Each of us have an opinion, to be respected, based on our backgrounds and the type of woodwork and metalwork we play with. Adam is heavily focused on hand tools so his needs are different than mine which is more machine focused, in part because there is virtually nothing growing here than would make good riven stock of anything bigger than spoons. I envy the wood he has available. I have to rely on hardwoods brought in from other parts of the continent thus my preference of electrified machines. Your needs may very well fall right in the middle. The metalwork is another consideration. Generally wood dust and metal machines are not the best mix and if you add welding or blacksmithing to the mix you are better having them separate if possible. My milling machine and lathe are in the garage and the woodworking shop is above, both attached to the house. Cheapest way to have all because of the shared construction. 

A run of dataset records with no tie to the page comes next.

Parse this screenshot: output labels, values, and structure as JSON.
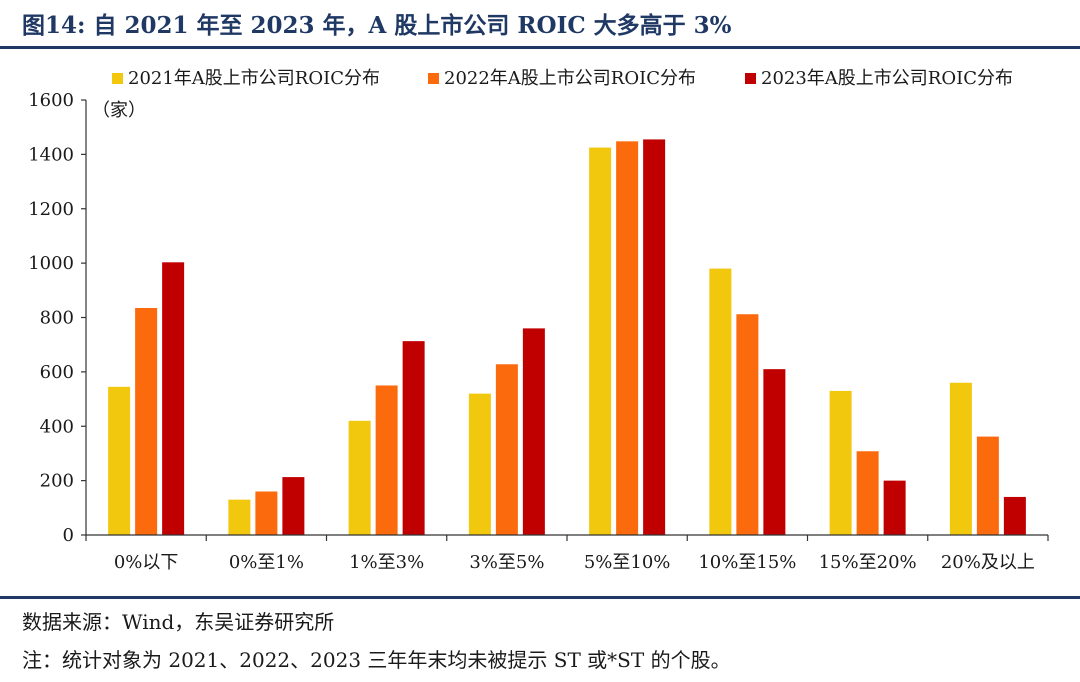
{
  "figure": {
    "title": "图14: 自 2021 年至 2023 年，A 股上市公司 ROIC 大多高于 3%",
    "source": "数据来源：Wind，东吴证券研究所",
    "note": "注：统计对象为 2021、2022、2023 三年年末均未被提示 ST 或*ST 的个股。"
  },
  "colors": {
    "s2021": "#f2c80f",
    "s2022": "#fb6a0c",
    "s2023": "#c00000",
    "rule": "#1f3864"
  },
  "chart_data": {
    "type": "bar",
    "title": "",
    "xlabel": "",
    "ylabel": "（家）",
    "ylim": [
      0,
      1600
    ],
    "yticks": [
      "0",
      "200",
      "400",
      "600",
      "800",
      "1000",
      "1200",
      "1400",
      "1600"
    ],
    "grid": false,
    "legend_position": "top",
    "categories": [
      "0%以下",
      "0%至1%",
      "1%至3%",
      "3%至5%",
      "5%至10%",
      "10%至15%",
      "15%至20%",
      "20%及以上"
    ],
    "series": [
      {
        "name": "2021年A股上市公司ROIC分布",
        "values": [
          545,
          130,
          420,
          520,
          1425,
          980,
          530,
          560
        ]
      },
      {
        "name": "2022年A股上市公司ROIC分布",
        "values": [
          835,
          160,
          550,
          628,
          1448,
          812,
          308,
          362
        ]
      },
      {
        "name": "2023年A股上市公司ROIC分布",
        "values": [
          1003,
          213,
          713,
          760,
          1455,
          610,
          200,
          140
        ]
      }
    ]
  }
}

I don't like to have to use stairs, gotta go through the house, as it is a royal pain climbing stairs while humping wood, tools, projects in/out etc. Even if you had stairs from upper to lower they take up space from the shop, which is about half the size of mine, even if for a split level one as Adam envisions. I have a door at the back of the shop opening to a deck and I can back the pickup to it but still have to lift stuff a couple extra feet. When I get forks for the tractor that will be easier. You would have level entry from the road and rather than another down to the lower level, make a trap door and overhead winch to lower/lift through the floor. You can then get away with a walking path or exterior stair for lower access. Just have to have very stout doors on the road side for security. I see your house has a thatched roof and if the same were done to the shop it would match the house and area even more. You could have a small deck or balcony over the lower level to sit and carve on or do the sanding outside when nice. It would also give a bit of cover for grinding, welding, blacksmithing work. Having a lower level would let you put dust collection downstairs, keeping the noise out of the shop, or stick it in a little attached outhouse/lean to. Both would give you a little more space in the shop. With two levels you would be able to if needed reduce the length a bit as you have more room in total. 

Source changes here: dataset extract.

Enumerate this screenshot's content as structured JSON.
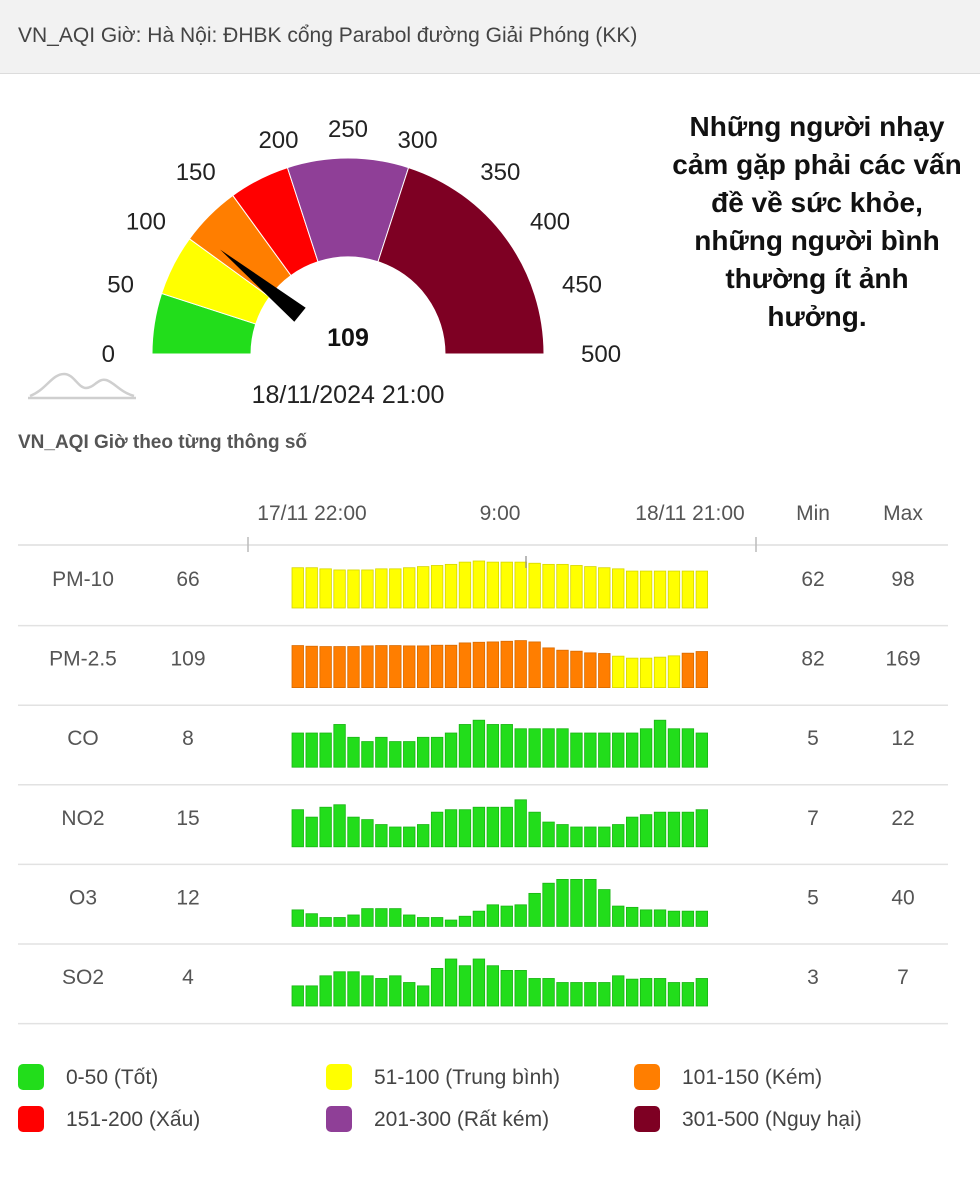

That's my take on it but ultimately it comes down to what you want and are allowed to do and what you feel you need. Sound like an interesting project.

Pete.


----------



## Adam W. (22 May 2021)

Droogs said:


> If your council are greenish, then perhaps suggest a split level with the upper overhanging the lower by a third inside, double height glass gable end, with the lower section built using cob and the top timber and straw bale and a living roof to help it blend into the woody hedgey bit. Woodwork on top and metalwork below or vice versa


Green roofs are great, they weigh a bit but they're quick to waterproof if you use a pond liner as the waterproof membrane. I've got one on my workshop and I love it.


----------



## joel.riley1 (26 May 2021)

Just to update, Ive had my architect friend round and we have surveyed the land and I've done a rough sketchup design of what is possible, using your suggestions above.

Gone for zinc roof for a lower pitch, likely will add velux windows and solar panels to the south side.

It looks like most of the soil cut from the top area would go into lightly raising the bottom of the lower section, keeping cost down. Yet to be seen whether the planners will allow any landscaping change, I hope so as apparently our garden used to be a quarry, so its hardly untouched...

Joel


----------



## eribaMotters (26 May 2021)

That looks very promising. Only thing I can think of is would that mass it be deemed on the large size. Having sad that the plot would take it from the earlier photos.

Colin


----------



## joel.riley1 (26 May 2021)

Thanks Colin,

Im guessing that the only real way to reduce mass is to make it smaller? Or have a thorough design statement explaining that mass has been reduced by half cladding, lowing the roof line, sinking the building, blah blah blah? Basically just making a strong argument...


----------